Wednesday 3 September 2014

Review: Houdini and Conan Doyle by Christopher Sandford

Book cover of Houdini and Conan Doyle by Christopher Sandford
I do seem to be doing through a bit of a Houdini and Conan Doyle kick lately, don't I? First there was The Secret Life of Houdini, which also had a large section on Sir Arthur, and then the last book I reviewed was The Coming of the Fairies, Sir ACD's explanation of why the Cottingley Fairies must be real. I think it must be fascination of the awful, like when you can't take your eyes off a car crash, because he was a strange man.

Summary: In the early twentieth century, Arthur Conan Doyle and Harry Houdini were two of the most famous men alive, and their relationship was extraordinary:

Arthur Conan Doyle, creator of the ultra-rational detective Sherlock Holmes, nonetheless believed in the supernatural. After eleven family members, including his son and brother, were killed in the First World War, he searched tirelessly for word from the dead.

Harry Houdini, the great magician, was a friend of Conan Doyle's but a skeptic when it came to the supernatural. As a master of illusion, he used his knowledge to expose psychics who he believed exploited people's insecurity and grief.

Drawing on previously unpublished archive material, this sensational story of two popular geniuses conjures up the early twentieth century and the fame, personalities and beliefs that would eventually pull them apart. 

Houdini and Conan Doyle is a more than readable joint-biography of two of the strangest most interesting men from the last century. There's a good mix of facts/academia and storytelling that works quite well. Respectable but accessible. The problem is, I think I expected an in-depth look purely on their relationship, considering the title and the reasonably short length of the book. It's actually an alternating biography of them both that doesn't always work.

I'm not sure it was entirely necessary to start from birth with both of them. Considering they don't meet until they're middle aged, roughly half of the book discusses their completely separate lives with desperately and dubiously trying to link them together. It's very disjointed as it alternates between the two as it never quite manages a seamless switch.
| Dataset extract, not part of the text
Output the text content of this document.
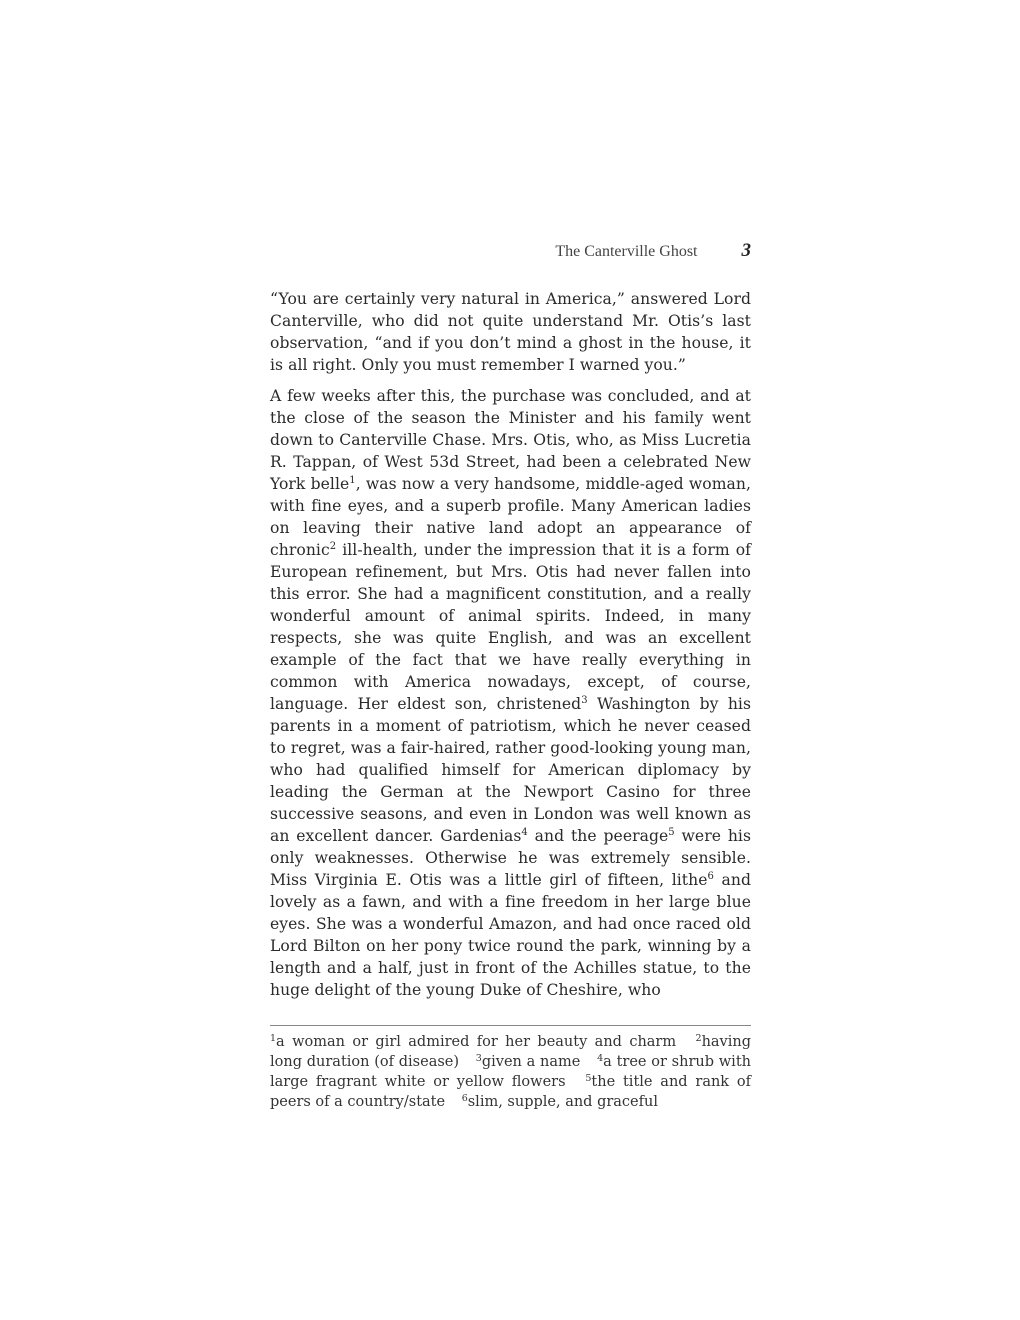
The Canterville Ghost 3

“You are certainly very natural in America,” answered Lord Canterville, who did not quite understand Mr. Otis’s last observation, “and if you don’t mind a ghost in the house, it is all right. Only you must remember I warned you.”

A few weeks after this, the purchase was concluded, and at the close of the season the Minister and his family went down to Canterville Chase. Mrs. Otis, who, as Miss Lucretia R. Tappan, of West 53d Street, had been a celebrated New York belle$^1$, was now a very handsome, middle-aged woman, with fine eyes, and a superb profile. Many American ladies on leaving their native land adopt an appearance of chronic$^2$ ill-health, under the impression that it is a form of European refinement, but Mrs. Otis had never fallen into this error. She had a magnificent constitution, and a really wonderful amount of animal spirits. Indeed, in many respects, she was quite English, and was an excellent example of the fact that we have really everything in common with America nowadays, except, of course, language. Her eldest son, christened$^3$ Washington by his parents in a moment of patriotism, which he never ceased to regret, was a fair-haired, rather good-looking young man, who had qualified himself for American diplomacy by leading the German at the Newport Casino for three successive seasons, and even in London was well known as an excellent dancer. Gardenias$^4$ and the peerage$^5$ were his only weaknesses. Otherwise he was extremely sensible. Miss Virginia E. Otis was a little girl of fifteen, lithe$^6$ and lovely as a fawn, and with a fine freedom in her large blue eyes. She was a wonderful Amazon, and had once raced old Lord Bilton on her pony twice round the park, winning by a length and a half, just in front of the Achilles statue, to the huge delight of the young Duke of Cheshire, who

$^1$a woman or girl admired for her beauty and charm $^2$having long duration (of disease) $^3$given a name $^4$a tree or shrub with large fragrant white or yellow flowers $^5$the title and rank of peers of a country/state $^6$slim, supple, and graceful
After they do eventually meet and inevitably fall out, it gets quite repetitive. It feels like this book lists every damn time one of them was recorded saying something about the other. I understand the thoroughness but it doesn't make for interesting reading.

It seems like the focus is primarily on Sir ACD, who I actually find the less interesting of the two. Houdini-wise, I didn't learn anything that wasn't mentioned in The Secret Life of Houdini, which was referenced several times in this book. The author is clearly a bigger fan of Arthur Conan Doyle, evidenced by the amount of space given over to him and phrases like he 'consistently always thought the best of people' and that he was 'the more obviously couth of the two.' Only Houdini's arrogance is ever really discussed, while his accomplishments are skimmed over.
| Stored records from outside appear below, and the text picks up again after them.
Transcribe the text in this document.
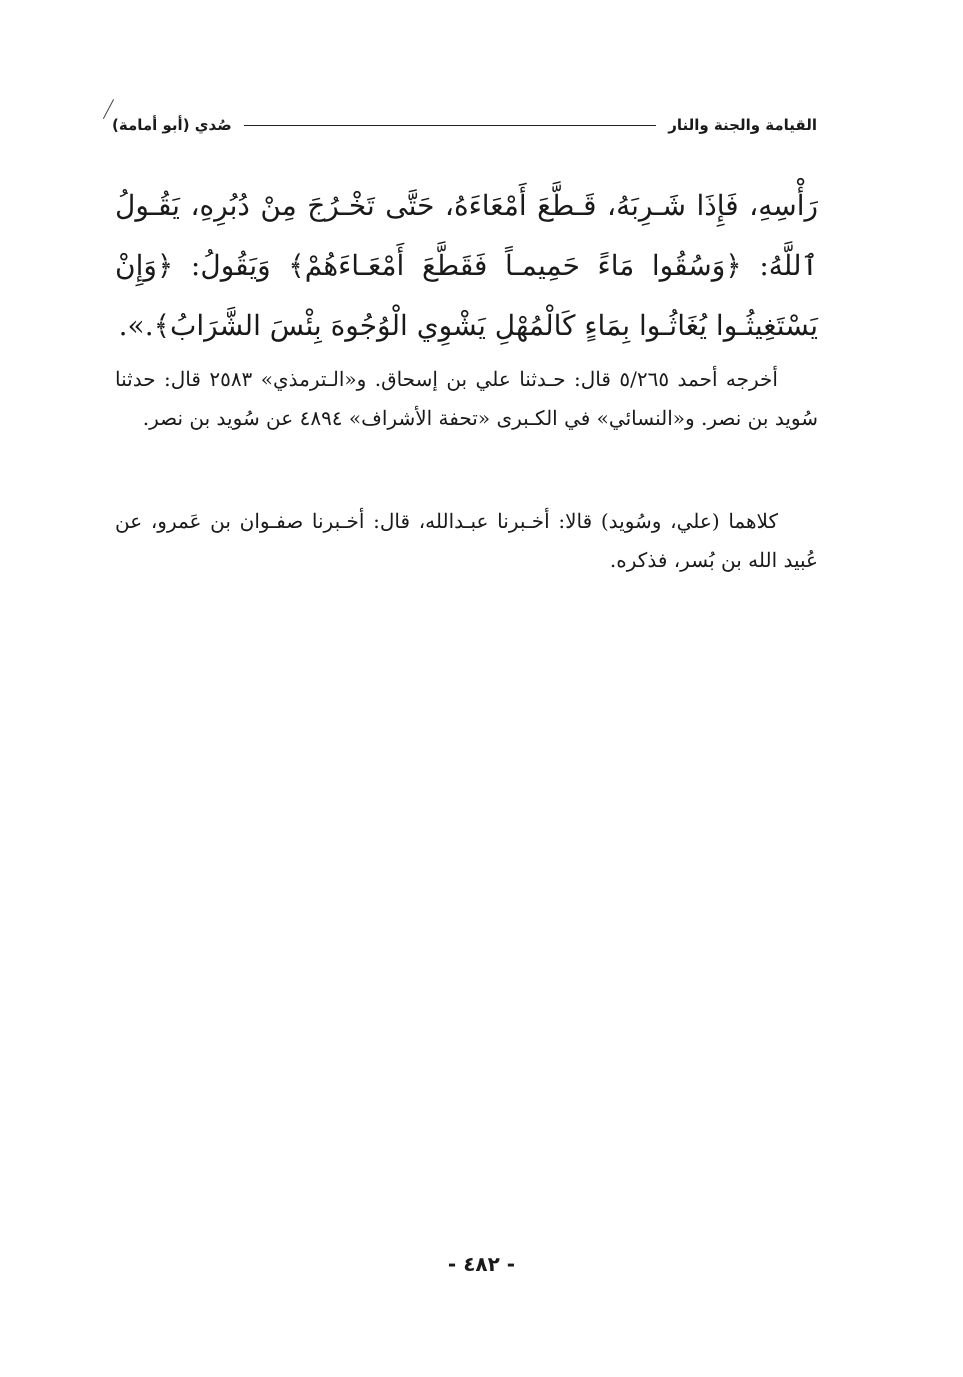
القيامة والجنة والنار
صُدي (أبو أمامة)

رَأْسِهِ، فَإِذَا شَـرِبَهُ، قَـطَّعَ أَمْعَاءَهُ، حَتَّى تَخْـرُجَ مِنْ دُبُرِهِ، يَقُـولُ ٱللَّهُ: ﴿وَسُقُوا مَاءً حَمِيمـاً فَقَطَّعَ أَمْعَـاءَهُمْ﴾ وَيَقُولُ: ﴿وَإِنْ يَسْتَغِيثُـوا يُغَاثُـوا بِمَاءٍ كَالْمُهْلِ يَشْوِي الْوُجُوهَ بِئْسَ الشَّرَابُ﴾.».

أخرجه أحمد ٥/٢٦٥ قال: حـدثنا علي بن إسحاق. و«الـترمذي» ٢٥٨٣ قال: حدثنا سُويد بن نصر. و«النسائي» في الكـبرى «تحفة الأشراف» ٤٨٩٤ عن سُويد بن نصر.

كلاهما (علي، وسُويد) قالا: أخـبرنا عبـدالله، قال: أخـبرنا صفـوان بن عَمرو، عن عُبيد الله بن بُسر، فذكره.

- ٤٨٢ -
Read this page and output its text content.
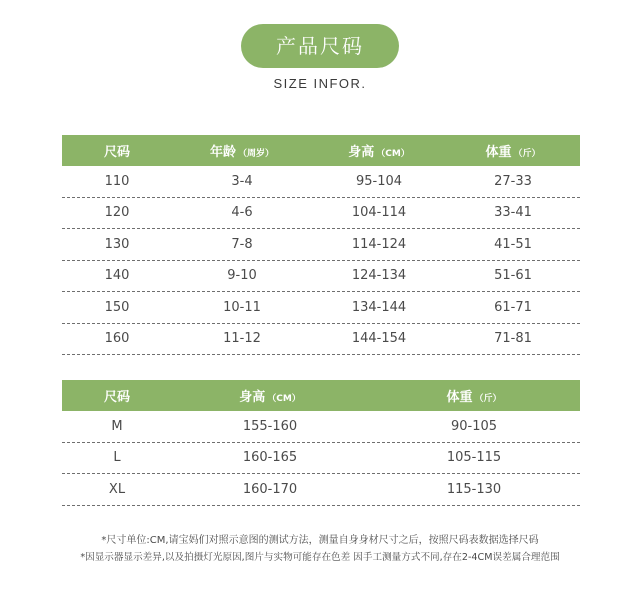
产品尺码
SIZE INFOR.
尺码	年龄 （周岁）	身高 （CM）	体重 （斤）
110	3-4	95-104	27-33
120	4-6	104-114	33-41
130	7-8	114-124	41-51
140	9-10	124-134	51-61
150	10-11	134-144	61-71
160	11-12	144-154	71-81
尺码	身高 （CM）	体重 （斤）
M	155-160	90-105
L	160-165	105-115
XL	160-170	115-130
*尺寸单位:CM,请宝妈们对照示意图的测试方法，测量自身身材尺寸之后，按照尺码表数据选择尺码
*因显示器显示差异,以及拍摄灯光原因,图片与实物可能存在色差 因手工测量方式不同,存在2-4CM误差属合理范围
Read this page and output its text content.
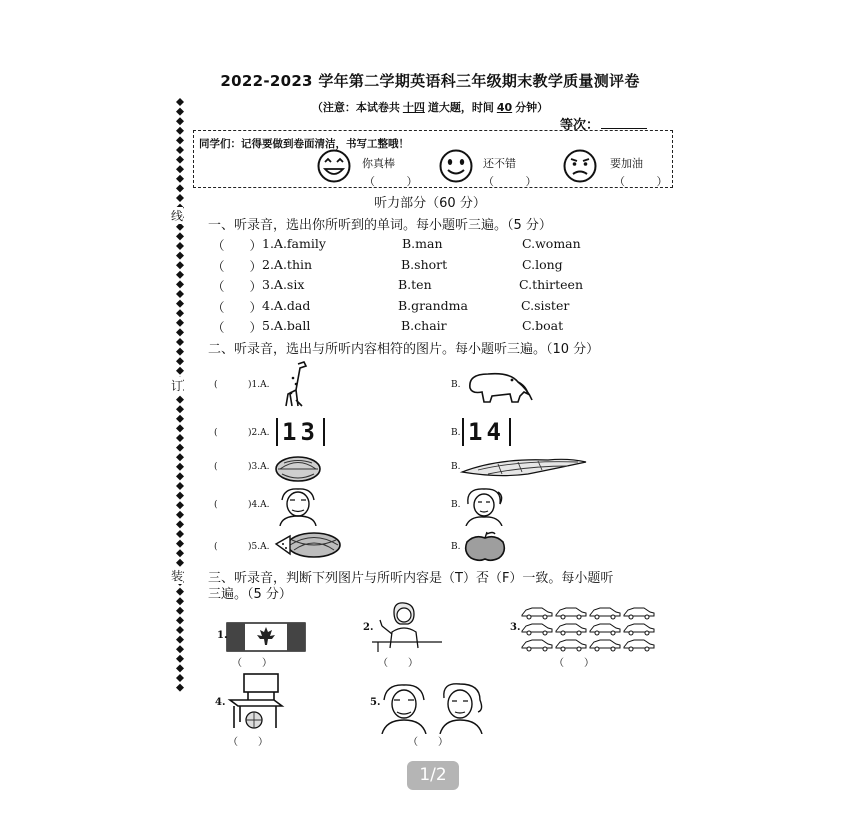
2022-2023 学年第二学期英语科三年级期末教学质量测评卷
（注意：本试卷共 十四 道大题，时间 40 分钟）
等次：
线
订
装
同学们：记得要做到卷面清洁，书写工整哦！
你真棒
（ ）
还不错
（ ）
要加油
（ ）
听力部分（60 分）
一、听录音，选出你所听到的单词。每小题听三遍。（5 分）
（　　） 1.A.family	B.man	C.woman
（　　） 2.A.thin	B.short	C.long
（　　） 3.A.six	B.ten	C.thirteen
（　　） 4.A.dad	B.grandma	C.sister
（　　） 5.A.ball	B.chair	C.boat
二、听录音，选出与所听内容相符的图片。每小题听三遍。（10 分）
(	)1.A.	B.
(	)2.A. 13	B. 14
(	)3.A.	B.
(	)4.A.	B.
(	)5.A.	B.
三、听录音，判断下列图片与所听内容是（T）否（F）一致。每小题听
三遍。（5 分）
1.
（　　）
2.
（　　）
3.
（　　）
4.
（　　）
5.
（　　）
1/2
Of course we can't mention Sir Arthur (it's amazing how many different variations of his name I can create) without touching on Spiritualism. This book actually manages to make him sound more crazy than the one he wrote himself, The Coming of the Fairies. It streeeeeeetches whatever it can to make him agreeable and correct and it's so non-subtle that it actually has the opposite effect:

"Personally," he wrote, "the author is of the opinion that several different forms of plasma with different activities will be discovered, the whole forming a separate science of the future which may well be called Plasmology." Although their occult qualities remain debatable, the use of plasmas today in the production of everything from sanitary gels to supersonic combustion engines goes some way to fulfilling Doyle's prediction.
Okay, no. Conan Doyle theorised that one day there would be a branch of society who researched What. Ghosts. Were. Made. Of. He didn't predict hand sanitizers, for Christ's sake. Sometimes the book goes so far out of its way to protect Sir Arthur that it just sounds silly.
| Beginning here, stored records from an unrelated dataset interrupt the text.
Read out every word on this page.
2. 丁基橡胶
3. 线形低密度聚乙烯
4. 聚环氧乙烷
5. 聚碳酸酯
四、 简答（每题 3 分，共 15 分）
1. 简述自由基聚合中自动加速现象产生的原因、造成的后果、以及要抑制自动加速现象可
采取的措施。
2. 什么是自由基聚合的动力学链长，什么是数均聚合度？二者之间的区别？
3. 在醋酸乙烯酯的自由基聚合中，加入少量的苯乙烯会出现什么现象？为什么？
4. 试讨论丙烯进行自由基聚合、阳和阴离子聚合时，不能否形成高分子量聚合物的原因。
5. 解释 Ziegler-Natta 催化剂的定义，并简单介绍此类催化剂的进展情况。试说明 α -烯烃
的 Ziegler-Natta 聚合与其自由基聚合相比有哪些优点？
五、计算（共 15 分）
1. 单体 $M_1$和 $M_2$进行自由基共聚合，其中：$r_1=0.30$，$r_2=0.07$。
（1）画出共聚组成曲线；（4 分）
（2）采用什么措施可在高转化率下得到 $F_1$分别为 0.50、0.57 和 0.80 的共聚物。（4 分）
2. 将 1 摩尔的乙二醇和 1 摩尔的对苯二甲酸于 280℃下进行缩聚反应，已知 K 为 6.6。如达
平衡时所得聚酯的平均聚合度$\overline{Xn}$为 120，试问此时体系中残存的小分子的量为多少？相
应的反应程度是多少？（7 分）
It is interesting how different books on the same subject can differ in interpretation. Christopher Sandford implies here that Houdini secretly did believe in Spiritualism until close to the end and that he and Conan Doyle were only superficially friendly, where The Secret Life of Houdini states that they were genuinely close friends, at least to begin with.

I feel like I've gone off track a little, but it's difficult to review biographies without reviewing the subject a little. It's not my dislike of Sir Arthur Conan Doyle that puts me off this book, it's the inordinate amount of time spent on him plus the clear bias in his favour. There's also quite a lot of padding - there are a whole four pages at the end just dedicated to what his children and siblings ended up doing.

To conclude, I think it's fairly obvious that I feel there are better biographies of both Harry Houdini and Arthur Conan Doyle than this one. It's biased and over-padded, and even the accessible tone can't overcome that.

1 comment:

  1. Whoa I sometimes forget that Sir ACD and Houdini were weird bff's until all that skepticism put a damper on things. I'll have to check this one out, and I appreciate that you pointed out that it was "respectable but accessible", which is encouraging when tackling on historical non-fiction. Thanks for letting us know about this one!